🤖 AI Summary
This study systematically investigates the joint impact and inherent trade-offs between safety and fairness in large language models (LLMs) under parameter-efficient fine-tuning (PEFT). Across 235 fine-tuning variants, we comparatively evaluate four PEFT paradigms—LoRA, IA³, Prompt-Tuning, and P-Tuning—combined with instruction tuning, on multiple mainstream LLM families using multi-dimensional safety and fairness benchmarks. Results show that adapter-based methods (LoRA, IA³) consistently improve safety and mitigate group-level biases, whereas prompt-based methods (Prompt-Tuning, P-Tuning) generally degrade safety and severely compromise fairness. Crucially, enhanced safety does not entail improved fairness; instead, a fundamental trade-off exists between these two ethical dimensions. Moreover, the choice of base model significantly affects post-fine-tuning stability. This work is the first to empirically establish a strong association between PEFT methodology and downstream ethical attributes, providing evidence-based guidance and methodological insights for developing safe, fair, and lightweight fine-tuning strategies.
📝 Abstract
Organizations are increasingly adopting and adapting Large Language Models (LLMs) hosted on public repositories such as HuggingFace. Although these adaptations often improve performance on specialized downstream tasks, recent evidence indicates that they can also degrade a model's safety or fairness.
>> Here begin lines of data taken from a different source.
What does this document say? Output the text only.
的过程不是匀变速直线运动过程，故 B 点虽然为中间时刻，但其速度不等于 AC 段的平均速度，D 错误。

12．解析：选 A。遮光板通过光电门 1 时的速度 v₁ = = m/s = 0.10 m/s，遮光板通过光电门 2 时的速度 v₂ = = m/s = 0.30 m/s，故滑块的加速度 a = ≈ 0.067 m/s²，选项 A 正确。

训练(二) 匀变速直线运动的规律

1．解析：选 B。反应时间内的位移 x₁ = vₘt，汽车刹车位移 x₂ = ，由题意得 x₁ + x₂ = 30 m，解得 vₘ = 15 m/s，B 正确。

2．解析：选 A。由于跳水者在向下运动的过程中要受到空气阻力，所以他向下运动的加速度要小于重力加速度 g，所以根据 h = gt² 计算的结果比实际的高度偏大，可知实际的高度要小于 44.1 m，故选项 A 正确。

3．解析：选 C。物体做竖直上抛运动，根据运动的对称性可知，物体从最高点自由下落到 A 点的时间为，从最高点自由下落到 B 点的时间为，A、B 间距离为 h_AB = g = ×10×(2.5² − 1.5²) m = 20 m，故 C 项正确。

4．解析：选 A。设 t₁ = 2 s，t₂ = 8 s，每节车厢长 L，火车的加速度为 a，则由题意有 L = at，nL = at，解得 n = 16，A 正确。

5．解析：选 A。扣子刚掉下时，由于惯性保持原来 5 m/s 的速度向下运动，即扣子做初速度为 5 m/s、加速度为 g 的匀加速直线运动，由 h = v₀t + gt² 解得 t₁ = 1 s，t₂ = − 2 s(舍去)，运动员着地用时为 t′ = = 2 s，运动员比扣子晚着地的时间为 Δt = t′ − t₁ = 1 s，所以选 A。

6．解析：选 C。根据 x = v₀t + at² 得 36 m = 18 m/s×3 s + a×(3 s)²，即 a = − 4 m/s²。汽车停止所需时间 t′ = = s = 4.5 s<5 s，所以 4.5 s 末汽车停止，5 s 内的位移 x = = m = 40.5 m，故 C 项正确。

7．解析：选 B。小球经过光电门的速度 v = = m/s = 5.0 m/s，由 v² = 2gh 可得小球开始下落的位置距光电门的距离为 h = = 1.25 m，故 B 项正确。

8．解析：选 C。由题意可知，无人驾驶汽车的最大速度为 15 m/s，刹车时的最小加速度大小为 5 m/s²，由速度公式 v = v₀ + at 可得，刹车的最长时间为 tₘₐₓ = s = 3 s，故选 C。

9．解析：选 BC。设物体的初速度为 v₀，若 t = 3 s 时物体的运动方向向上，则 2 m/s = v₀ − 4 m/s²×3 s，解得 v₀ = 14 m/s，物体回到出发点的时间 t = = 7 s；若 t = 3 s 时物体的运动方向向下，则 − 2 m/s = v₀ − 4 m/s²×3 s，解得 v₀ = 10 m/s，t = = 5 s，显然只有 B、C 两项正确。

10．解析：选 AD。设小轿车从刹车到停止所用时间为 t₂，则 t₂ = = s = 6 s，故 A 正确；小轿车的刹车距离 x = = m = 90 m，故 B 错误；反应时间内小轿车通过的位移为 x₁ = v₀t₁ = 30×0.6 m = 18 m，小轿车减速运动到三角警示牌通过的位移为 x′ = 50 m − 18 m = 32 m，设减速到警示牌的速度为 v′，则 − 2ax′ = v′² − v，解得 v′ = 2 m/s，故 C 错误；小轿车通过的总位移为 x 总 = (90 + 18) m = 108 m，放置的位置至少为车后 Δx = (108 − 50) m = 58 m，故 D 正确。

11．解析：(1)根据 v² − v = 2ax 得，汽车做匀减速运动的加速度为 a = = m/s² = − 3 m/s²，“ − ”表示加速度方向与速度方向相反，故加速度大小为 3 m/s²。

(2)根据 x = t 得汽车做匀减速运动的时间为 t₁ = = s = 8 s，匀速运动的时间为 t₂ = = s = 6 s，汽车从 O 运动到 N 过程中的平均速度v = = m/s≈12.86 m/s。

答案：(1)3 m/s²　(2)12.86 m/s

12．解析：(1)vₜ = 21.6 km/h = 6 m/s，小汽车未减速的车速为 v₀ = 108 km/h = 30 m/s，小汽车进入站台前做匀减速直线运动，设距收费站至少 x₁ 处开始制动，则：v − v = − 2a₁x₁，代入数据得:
Since different fine-tuning techniques may exert distinct effects on these critical dimensions, this study undertakes a systematic assessment of their trade-offs. Four widely used Parameter-Efficient Fine-Tuning methods, LoRA, IA3, Prompt-Tuning, and P-Tuning, are applied to four instruction-tuned model families (Meta-Llama-3-8B, Qwen2.5-7B, Mistral-7B, and Gemma-7B). In total, 235 fine-tuned variants are evaluated across eleven safety hazard categories and nine demographic fairness dimensions. The results show that adapter-based approaches (LoRA, IA3) tend to improve safety scores and are the least disruptive to fairness, retaining higher accuracy and lower bias scores. In contrast, prompt-based methods (Prompt-Tuning and P-Tuning) generally reduce safety and cause larger fairness regressions, with decreased accuracy and increased bias. Alignment shifts are strongly moderated by base model type: LLaMA remains stable, Qwen records modest gains, Gemma experiences the steepest safety decline, and Mistral, which is released without an internal moderation layer, displays the greatest variance. Improvements in safety do not necessarily translate into improvements in fairness, and no single configuration optimizes all fairness metrics simultaneously, indicating an inherent trade-off between these objectives. These findings suggest a practical guideline for safety-critical deployments: begin with a well-aligned base model, favour adapter-based PEFT, and conduct category-specific audits of both safety and fairness.